Lab research highlights new glass-forming system
The cover of a recent issue of the Journal of Chemical Physics highlights a paper coauthored by Condensed Matter and Materials Division researcher Tomas Oppelstrup with colleagues from the Royal Institute of Technology (Stockholm, Sweden) that looks into a plausible glass-forming system.
The paper describes the first physically plausible glass-forming system in which the glass phase forms via an equilibrium, first-order phase transition from a stable liquid phase. Glasses are typically formed by cooling a liquid. A glass can form either by a continuous slowing down of the molecular kinetics, or by a first order phase transition.

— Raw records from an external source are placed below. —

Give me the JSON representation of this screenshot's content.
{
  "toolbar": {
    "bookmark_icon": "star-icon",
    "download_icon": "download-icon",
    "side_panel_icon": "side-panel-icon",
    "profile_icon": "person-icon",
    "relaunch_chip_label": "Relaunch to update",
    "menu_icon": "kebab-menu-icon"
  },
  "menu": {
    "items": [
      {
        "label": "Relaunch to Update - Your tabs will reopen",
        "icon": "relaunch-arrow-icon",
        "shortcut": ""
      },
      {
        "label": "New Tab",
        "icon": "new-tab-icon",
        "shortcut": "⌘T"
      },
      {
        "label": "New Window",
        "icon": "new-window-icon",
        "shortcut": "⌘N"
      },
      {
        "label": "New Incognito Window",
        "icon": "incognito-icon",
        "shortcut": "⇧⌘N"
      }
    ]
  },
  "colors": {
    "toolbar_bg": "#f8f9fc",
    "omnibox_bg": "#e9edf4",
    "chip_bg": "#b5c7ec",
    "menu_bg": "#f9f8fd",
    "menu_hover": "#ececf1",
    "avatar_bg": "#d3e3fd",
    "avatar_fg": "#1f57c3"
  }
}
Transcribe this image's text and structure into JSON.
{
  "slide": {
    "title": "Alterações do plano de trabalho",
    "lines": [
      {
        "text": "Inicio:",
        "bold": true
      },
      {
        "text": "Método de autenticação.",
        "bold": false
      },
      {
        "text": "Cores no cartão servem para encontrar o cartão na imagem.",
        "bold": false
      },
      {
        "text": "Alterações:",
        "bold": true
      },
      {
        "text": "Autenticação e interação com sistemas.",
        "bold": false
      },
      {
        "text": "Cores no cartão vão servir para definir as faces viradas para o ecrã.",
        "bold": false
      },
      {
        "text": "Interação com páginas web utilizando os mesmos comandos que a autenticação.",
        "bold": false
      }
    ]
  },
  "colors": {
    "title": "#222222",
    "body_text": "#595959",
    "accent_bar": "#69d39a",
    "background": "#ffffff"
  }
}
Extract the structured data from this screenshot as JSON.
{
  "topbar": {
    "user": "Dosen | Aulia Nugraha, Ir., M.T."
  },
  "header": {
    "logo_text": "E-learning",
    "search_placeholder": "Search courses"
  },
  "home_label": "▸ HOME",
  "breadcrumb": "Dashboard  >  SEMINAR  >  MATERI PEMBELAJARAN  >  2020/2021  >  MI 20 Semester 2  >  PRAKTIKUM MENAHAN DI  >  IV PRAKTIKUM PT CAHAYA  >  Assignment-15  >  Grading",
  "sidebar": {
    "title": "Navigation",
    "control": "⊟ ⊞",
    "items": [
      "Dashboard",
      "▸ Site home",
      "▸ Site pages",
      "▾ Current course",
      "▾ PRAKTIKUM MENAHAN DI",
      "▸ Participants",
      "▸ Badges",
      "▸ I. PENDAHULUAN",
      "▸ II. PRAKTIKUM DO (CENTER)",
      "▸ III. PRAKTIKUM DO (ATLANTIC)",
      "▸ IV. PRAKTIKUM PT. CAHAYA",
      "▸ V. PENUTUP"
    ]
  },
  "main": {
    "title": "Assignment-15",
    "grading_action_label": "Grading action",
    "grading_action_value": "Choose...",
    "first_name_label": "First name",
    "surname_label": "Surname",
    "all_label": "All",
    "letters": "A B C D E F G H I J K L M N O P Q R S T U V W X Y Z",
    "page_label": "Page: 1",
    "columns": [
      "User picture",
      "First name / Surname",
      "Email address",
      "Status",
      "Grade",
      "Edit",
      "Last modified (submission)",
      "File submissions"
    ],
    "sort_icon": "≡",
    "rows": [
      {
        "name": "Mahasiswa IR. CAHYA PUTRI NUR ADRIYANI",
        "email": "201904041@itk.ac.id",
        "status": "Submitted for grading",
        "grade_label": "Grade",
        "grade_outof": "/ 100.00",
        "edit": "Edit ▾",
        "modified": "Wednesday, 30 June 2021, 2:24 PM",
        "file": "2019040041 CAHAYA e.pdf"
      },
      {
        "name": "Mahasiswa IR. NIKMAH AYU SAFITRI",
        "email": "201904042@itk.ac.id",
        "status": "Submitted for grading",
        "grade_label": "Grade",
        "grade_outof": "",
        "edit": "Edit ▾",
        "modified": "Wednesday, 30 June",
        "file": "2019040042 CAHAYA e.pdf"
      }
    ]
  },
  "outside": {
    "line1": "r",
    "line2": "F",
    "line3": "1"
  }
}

Before this work, the second scenario had only been predicted to occur below the melting point, and avoiding crystallization had been a formidable problem. Oppelstrup and colleagues performed a molecular dynamics simulation of a one-component system with a model metallic pair potential, which can be taken to represent an ideal glass former -- a liquid that does not crystallize under cooling. The only ideal glass formers previously known have been atactic polymers and some electrolytic solutions.
Besides
the intrinsic scientific merit of this work (e.g., the paper was the 12th
most downloaded paper from the Journal of Chemical Physics in the month of November), the
result has significant technological implications, and suggests a new strategy
for the design of bulk metallic glass formers.